Science:Math Exam Resources/Courses/MATH101/April 2016/Question 06 (b)/Solution 1

We first apply the Ratio Test with ${\displaystyle a_{n}={\frac {(x-1)^{n}}{\sqrt {n}}}}$. As

${\displaystyle {\begin{aligned}\lim _{n\rightarrow \infty }{\Big |}{\frac {a_{n+1}}{a_{n}}}{\Big |}&=\lim _{n\rightarrow \infty }{\bigg |}{\frac {{(x-1)^{n+1}}/{\sqrt {n+1}}}{{(x-1)^{n}}/{\sqrt {n}}}}{\bigg |}\\&=\lim _{n\rightarrow \infty }{\bigg (}{\frac {\sqrt {n}}{\sqrt {n+1}}}|x-1|{\bigg )}\\&=\lim _{n\rightarrow \infty }{\bigg (}{\frac {1}{\sqrt {1+1/n}}}|x-1|{\bigg )}=|x-1|,\end{aligned}}}$

the series converges for ${\displaystyle |x-1|<1}$ (in other words, for ${\displaystyle 0<x<2}$) and diverges for ${\displaystyle |x-1|>1}$.

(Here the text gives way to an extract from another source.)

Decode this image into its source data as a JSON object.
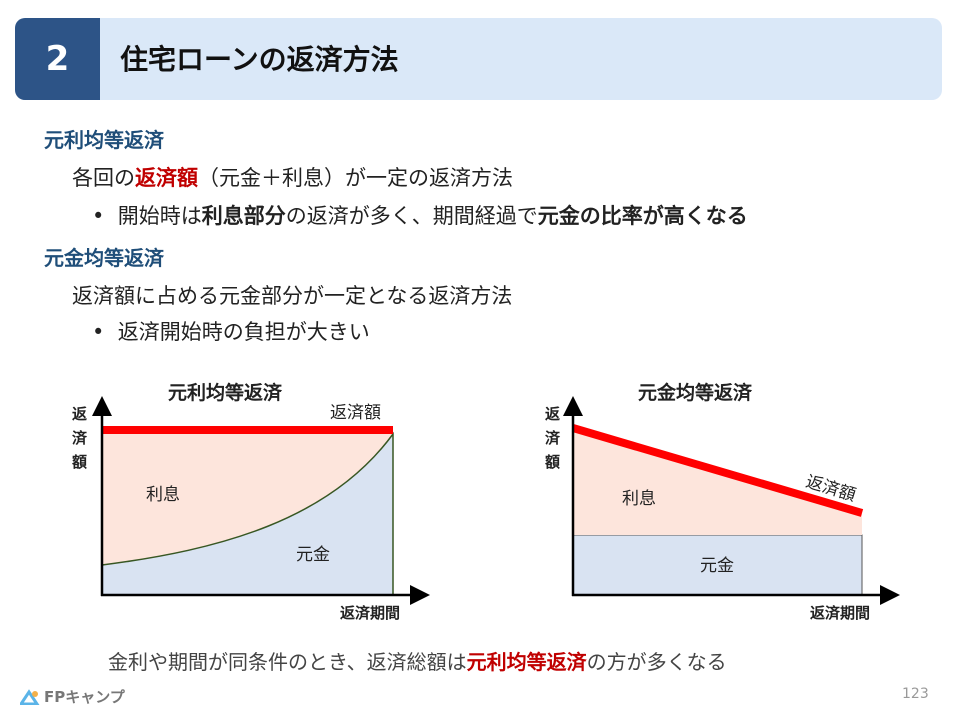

When ${\displaystyle x=2}$, the series reduces to ${\displaystyle \sum _{n=1}^{\infty }{\frac {1}{\sqrt {n}}}}$, which is a divergent ${\displaystyle p}$-series with ${\displaystyle p={\frac {1}{2}}}$.

On the other hand, when ${\displaystyle x=0}$, the series reduces to ${\displaystyle \sum _{n=1}^{\infty }{\frac {(-1)^{n}}{\sqrt {n}}}}$, which converges by the Alternating Series Test.

So the interval of convergence is ${\displaystyle [0,2)}$.